It's rare for me to update this site, for one reason or another. However it's time to answer the odd question.
A few people have asked where to ride in Romania. Well, I'd recommend Kalnoky or Daksa. The former is more sophisticated, the latter wllder and somehow more unique. The former has seven of my best horses, the latter is operated by perhaps the best equestrian guide in Romania.
Some wonder where I am. Far from Romania, distant too from where I stopped two years ago. Separated from my former home by the mountain and the plain and the sundering ocean. If anyone wants to speak to me then do post a comment.
Why the secrecy? Well I am fed up with the idiotic posted abuse of certain small-minded Romanians too lazy to leave their festering land yet too jealous to forget me, and with the tedious scrounging of those who have travelled far around the globe yet cannot shed ingrained ways. Just remember: I worked long and hard to publicise your nation, whilst you trashed your homeland and bit the hand that fed you. Enough! I am beyond your reach.
Now I am a railroad engineer again, and I love my old job - if serving a different road in a remoter place. The iron road is my home, my fellow engineers are my family and friends. The lonesome whistle, the rumble of a long freight train across the plain, the roar of a fast passenger express, these are my music. That and the neigh of a horse and the sound of him eating good hay. This is not a bad life now that I live amongst the honest and the hardworking.
I am Orthodox still, and now have the opportunity to attend an English-speaking congregation.

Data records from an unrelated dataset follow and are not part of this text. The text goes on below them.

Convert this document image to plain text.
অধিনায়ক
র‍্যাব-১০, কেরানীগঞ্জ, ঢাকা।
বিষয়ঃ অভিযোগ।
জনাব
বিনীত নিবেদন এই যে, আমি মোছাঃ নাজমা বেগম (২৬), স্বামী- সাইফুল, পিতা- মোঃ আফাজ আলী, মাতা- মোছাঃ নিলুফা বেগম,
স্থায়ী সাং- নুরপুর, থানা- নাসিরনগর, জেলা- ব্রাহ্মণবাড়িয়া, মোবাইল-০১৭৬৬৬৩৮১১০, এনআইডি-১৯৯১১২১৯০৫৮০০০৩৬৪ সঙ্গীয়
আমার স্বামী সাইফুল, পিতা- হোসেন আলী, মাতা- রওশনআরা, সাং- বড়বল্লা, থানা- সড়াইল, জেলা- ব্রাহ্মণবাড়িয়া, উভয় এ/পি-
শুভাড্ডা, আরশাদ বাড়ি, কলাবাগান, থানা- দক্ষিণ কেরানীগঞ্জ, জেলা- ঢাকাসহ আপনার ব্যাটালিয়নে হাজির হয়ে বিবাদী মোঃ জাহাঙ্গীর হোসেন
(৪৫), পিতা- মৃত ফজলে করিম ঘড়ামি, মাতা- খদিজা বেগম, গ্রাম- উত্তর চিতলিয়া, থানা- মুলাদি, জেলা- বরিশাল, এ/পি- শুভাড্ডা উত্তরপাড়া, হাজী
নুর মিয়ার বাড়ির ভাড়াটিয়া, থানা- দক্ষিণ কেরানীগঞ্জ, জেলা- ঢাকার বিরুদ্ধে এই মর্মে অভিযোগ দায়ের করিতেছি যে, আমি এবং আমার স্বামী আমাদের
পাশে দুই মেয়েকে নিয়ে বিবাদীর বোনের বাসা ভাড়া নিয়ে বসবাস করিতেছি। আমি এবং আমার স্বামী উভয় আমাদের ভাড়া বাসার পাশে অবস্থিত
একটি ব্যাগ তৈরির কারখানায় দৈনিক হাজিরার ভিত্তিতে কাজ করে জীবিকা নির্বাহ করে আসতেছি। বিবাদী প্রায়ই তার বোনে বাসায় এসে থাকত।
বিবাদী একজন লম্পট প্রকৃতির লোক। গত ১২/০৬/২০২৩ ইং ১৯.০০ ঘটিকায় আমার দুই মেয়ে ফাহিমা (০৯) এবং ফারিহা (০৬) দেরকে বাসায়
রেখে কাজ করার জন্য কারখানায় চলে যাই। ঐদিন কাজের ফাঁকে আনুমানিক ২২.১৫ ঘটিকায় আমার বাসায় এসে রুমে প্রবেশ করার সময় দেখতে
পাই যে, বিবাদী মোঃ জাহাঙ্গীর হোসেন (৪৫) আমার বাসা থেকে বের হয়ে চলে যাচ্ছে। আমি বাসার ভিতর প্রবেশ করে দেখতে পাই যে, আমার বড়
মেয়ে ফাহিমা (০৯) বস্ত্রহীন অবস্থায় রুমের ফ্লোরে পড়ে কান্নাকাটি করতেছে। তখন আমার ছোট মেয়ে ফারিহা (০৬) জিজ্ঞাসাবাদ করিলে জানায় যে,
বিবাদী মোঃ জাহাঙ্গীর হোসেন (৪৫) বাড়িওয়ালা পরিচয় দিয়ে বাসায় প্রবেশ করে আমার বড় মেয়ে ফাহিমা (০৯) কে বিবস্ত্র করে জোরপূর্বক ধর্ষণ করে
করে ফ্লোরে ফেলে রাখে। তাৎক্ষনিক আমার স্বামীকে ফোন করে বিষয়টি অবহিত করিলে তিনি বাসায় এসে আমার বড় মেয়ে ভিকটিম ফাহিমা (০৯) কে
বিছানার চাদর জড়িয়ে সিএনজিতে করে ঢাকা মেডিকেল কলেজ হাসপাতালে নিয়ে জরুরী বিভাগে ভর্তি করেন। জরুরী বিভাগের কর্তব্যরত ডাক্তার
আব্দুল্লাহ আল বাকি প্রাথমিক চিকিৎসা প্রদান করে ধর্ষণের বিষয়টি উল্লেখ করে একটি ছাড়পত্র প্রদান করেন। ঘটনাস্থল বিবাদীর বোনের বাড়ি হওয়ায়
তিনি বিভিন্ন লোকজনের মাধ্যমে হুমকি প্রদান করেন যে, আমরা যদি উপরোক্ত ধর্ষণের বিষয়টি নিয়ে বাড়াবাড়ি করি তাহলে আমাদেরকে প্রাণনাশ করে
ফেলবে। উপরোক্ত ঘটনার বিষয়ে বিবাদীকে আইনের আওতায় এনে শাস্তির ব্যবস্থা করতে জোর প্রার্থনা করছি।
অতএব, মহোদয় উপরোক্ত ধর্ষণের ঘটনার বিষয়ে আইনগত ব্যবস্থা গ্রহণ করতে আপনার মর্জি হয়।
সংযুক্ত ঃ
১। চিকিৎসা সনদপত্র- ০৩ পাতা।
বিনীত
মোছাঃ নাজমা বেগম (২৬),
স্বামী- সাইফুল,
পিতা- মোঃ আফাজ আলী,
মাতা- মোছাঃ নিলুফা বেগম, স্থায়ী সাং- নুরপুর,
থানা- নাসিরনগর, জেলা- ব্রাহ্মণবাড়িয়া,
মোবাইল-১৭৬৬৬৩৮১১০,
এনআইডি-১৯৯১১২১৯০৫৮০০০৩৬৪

For this I am very grateful. For a while there were a few Romanian members, however their leaders back home ordered them to leave their fellow Orthodox - Russian, Greek, Serbian, American, etc - and form a tight nationalistic cell where they could ignore both history and modern thought.
Deeply do I miss the high mountains, and the horses that I rode and led there. I miss Cornel with whom I worked so closely. Yet I left with relief - a strange duality indeed. I carry that which was good in my heart still, and the rest I try to forgive.